Polen Üretimi ve Muhafazası
Polen, polen tuzakları kullanılarak toplanmaktadır. Arının taşıdığı polen çeşitli tuzaklardan geçerken tuzak haznesinde birikir. Biriken polenler 1-2 gün aralıklarla boşaltılıp 40 C yi geçmeyen sıcaklıkta kurutma dolaplarında kurutulup su oranı %7-8 e düşürülür. Daha sonra eleklerden geçirilip temizlenen polen hava almayacak şekilde ambalajlanıp soğuk ortamda saklanır. Yapılan araştırmalar göstermiştir ki polen toplamanın koloni performansı üzerinde önemli bir olumsuz etkisi yoktur.

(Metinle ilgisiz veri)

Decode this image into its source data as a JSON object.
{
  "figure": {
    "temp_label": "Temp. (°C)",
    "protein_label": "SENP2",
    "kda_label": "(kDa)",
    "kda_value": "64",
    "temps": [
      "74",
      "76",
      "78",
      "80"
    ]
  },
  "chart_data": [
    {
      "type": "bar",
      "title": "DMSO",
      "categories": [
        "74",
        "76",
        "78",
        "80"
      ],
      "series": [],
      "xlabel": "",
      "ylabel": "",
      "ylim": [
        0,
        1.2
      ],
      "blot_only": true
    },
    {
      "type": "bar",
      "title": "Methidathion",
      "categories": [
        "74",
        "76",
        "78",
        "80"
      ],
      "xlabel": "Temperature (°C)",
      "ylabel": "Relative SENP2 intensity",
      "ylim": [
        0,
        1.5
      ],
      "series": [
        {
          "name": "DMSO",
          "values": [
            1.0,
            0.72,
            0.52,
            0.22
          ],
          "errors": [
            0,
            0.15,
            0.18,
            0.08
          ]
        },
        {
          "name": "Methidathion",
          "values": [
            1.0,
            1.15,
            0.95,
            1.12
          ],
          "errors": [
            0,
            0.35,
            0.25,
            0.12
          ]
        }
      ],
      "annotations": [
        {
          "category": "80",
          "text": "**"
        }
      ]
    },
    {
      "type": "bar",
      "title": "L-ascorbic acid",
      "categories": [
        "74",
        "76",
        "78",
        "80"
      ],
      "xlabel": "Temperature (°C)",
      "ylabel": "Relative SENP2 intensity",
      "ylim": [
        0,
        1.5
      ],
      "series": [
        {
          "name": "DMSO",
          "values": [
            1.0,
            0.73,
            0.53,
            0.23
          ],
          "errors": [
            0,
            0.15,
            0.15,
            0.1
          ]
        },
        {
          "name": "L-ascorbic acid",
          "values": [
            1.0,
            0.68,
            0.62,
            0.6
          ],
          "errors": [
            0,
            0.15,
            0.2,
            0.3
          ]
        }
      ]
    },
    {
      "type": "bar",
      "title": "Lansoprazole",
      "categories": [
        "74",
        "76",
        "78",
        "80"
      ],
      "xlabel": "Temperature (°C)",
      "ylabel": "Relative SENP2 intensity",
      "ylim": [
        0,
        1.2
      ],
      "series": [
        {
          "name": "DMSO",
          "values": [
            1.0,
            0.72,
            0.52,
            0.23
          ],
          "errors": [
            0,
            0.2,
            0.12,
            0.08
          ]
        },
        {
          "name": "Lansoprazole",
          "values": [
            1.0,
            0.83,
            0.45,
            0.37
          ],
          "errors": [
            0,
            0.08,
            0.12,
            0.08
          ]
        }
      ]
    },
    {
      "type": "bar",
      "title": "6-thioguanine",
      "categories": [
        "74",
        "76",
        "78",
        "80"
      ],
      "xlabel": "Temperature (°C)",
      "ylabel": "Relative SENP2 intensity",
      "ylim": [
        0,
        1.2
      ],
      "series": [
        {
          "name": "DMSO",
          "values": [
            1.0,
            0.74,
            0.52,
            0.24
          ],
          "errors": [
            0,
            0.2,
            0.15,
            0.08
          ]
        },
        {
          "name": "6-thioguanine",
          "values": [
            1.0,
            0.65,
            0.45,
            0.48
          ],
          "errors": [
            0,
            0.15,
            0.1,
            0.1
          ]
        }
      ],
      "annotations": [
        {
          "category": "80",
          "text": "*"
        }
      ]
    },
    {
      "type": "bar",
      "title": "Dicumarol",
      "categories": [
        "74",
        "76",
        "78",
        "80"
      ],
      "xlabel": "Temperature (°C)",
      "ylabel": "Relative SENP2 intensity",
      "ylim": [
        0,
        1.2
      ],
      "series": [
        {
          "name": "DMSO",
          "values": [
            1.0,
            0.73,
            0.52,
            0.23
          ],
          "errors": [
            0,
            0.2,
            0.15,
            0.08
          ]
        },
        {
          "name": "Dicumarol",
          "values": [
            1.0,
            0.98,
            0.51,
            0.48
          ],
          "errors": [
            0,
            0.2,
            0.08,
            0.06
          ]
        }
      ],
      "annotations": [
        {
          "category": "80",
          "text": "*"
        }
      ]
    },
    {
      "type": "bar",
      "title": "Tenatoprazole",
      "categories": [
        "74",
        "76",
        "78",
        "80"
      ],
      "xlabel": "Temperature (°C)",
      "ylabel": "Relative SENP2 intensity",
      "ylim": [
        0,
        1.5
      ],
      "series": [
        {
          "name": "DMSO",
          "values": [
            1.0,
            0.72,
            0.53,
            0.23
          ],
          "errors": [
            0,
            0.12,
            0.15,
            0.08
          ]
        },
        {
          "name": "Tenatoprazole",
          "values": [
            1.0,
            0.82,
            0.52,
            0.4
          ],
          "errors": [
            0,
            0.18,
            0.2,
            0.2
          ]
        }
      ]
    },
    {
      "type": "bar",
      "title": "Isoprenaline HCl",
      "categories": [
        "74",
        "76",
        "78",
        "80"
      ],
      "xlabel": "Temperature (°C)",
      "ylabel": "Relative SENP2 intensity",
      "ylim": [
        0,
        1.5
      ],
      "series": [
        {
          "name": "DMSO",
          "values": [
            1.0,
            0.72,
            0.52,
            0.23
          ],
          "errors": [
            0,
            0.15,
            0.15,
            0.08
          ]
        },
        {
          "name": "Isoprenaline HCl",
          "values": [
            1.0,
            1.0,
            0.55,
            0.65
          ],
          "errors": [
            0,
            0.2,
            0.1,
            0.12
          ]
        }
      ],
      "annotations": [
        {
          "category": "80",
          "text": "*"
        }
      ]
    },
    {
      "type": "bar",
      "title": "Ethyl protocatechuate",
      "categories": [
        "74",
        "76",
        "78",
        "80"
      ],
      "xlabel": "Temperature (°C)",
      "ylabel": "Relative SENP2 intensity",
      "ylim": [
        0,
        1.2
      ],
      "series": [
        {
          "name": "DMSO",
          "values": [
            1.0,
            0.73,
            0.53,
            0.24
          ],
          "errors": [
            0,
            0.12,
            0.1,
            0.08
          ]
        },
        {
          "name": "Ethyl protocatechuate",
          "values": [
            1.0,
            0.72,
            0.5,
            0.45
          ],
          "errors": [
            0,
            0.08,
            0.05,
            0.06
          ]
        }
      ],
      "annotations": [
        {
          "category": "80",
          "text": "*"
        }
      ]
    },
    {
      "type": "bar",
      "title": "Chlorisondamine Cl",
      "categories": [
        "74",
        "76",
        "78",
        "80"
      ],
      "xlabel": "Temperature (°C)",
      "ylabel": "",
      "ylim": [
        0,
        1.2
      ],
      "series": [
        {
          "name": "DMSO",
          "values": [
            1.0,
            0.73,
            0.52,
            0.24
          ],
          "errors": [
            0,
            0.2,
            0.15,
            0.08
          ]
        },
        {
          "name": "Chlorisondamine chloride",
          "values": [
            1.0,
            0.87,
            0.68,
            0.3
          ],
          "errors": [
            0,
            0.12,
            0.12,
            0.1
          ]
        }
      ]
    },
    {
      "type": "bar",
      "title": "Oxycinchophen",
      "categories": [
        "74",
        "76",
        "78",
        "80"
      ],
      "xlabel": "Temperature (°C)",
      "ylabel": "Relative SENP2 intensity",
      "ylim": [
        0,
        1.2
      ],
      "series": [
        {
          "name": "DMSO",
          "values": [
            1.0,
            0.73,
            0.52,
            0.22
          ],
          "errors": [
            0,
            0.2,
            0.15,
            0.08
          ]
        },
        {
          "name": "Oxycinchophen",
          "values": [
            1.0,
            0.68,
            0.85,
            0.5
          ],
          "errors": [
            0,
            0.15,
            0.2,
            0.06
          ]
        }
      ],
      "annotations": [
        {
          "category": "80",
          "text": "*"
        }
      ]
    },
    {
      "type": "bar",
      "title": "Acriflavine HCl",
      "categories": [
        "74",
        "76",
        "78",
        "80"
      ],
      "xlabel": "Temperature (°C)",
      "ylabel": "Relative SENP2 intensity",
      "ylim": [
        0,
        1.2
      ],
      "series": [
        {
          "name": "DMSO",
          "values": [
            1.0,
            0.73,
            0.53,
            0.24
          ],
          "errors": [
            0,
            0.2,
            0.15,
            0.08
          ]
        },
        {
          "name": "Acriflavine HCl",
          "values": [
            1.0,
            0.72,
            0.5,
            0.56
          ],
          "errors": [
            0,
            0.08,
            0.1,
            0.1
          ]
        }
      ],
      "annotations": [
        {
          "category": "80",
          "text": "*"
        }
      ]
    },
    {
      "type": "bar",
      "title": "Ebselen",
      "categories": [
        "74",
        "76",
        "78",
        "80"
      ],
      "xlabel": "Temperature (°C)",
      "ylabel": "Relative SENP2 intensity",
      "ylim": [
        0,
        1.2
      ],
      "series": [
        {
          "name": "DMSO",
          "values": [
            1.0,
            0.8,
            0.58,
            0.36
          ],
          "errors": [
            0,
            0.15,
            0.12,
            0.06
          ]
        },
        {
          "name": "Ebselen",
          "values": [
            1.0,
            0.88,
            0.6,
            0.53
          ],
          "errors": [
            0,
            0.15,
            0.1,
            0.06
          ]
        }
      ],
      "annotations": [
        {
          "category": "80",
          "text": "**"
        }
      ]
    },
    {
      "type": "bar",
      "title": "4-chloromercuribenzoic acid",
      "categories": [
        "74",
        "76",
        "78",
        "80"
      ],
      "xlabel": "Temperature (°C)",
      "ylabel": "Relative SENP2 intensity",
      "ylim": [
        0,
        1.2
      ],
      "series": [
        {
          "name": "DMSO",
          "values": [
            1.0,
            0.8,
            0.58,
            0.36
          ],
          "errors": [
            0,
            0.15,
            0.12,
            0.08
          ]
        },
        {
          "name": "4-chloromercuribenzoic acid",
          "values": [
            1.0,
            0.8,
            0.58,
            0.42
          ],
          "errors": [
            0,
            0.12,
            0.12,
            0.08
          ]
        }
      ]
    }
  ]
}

• Kurutulmamış polen, oda sıcaklığında bir kaç gün içinde tüm besleyici değerlerini kaybetmektedir.
• Derin dondurucuda taze polen 1 yıla kadar saklanabilir .
• Kurutulmuş polen oda sıcaklığında bir kaç ay, buz dolabında 1 yıl, buzlukta birkaç yıl saklanabilir.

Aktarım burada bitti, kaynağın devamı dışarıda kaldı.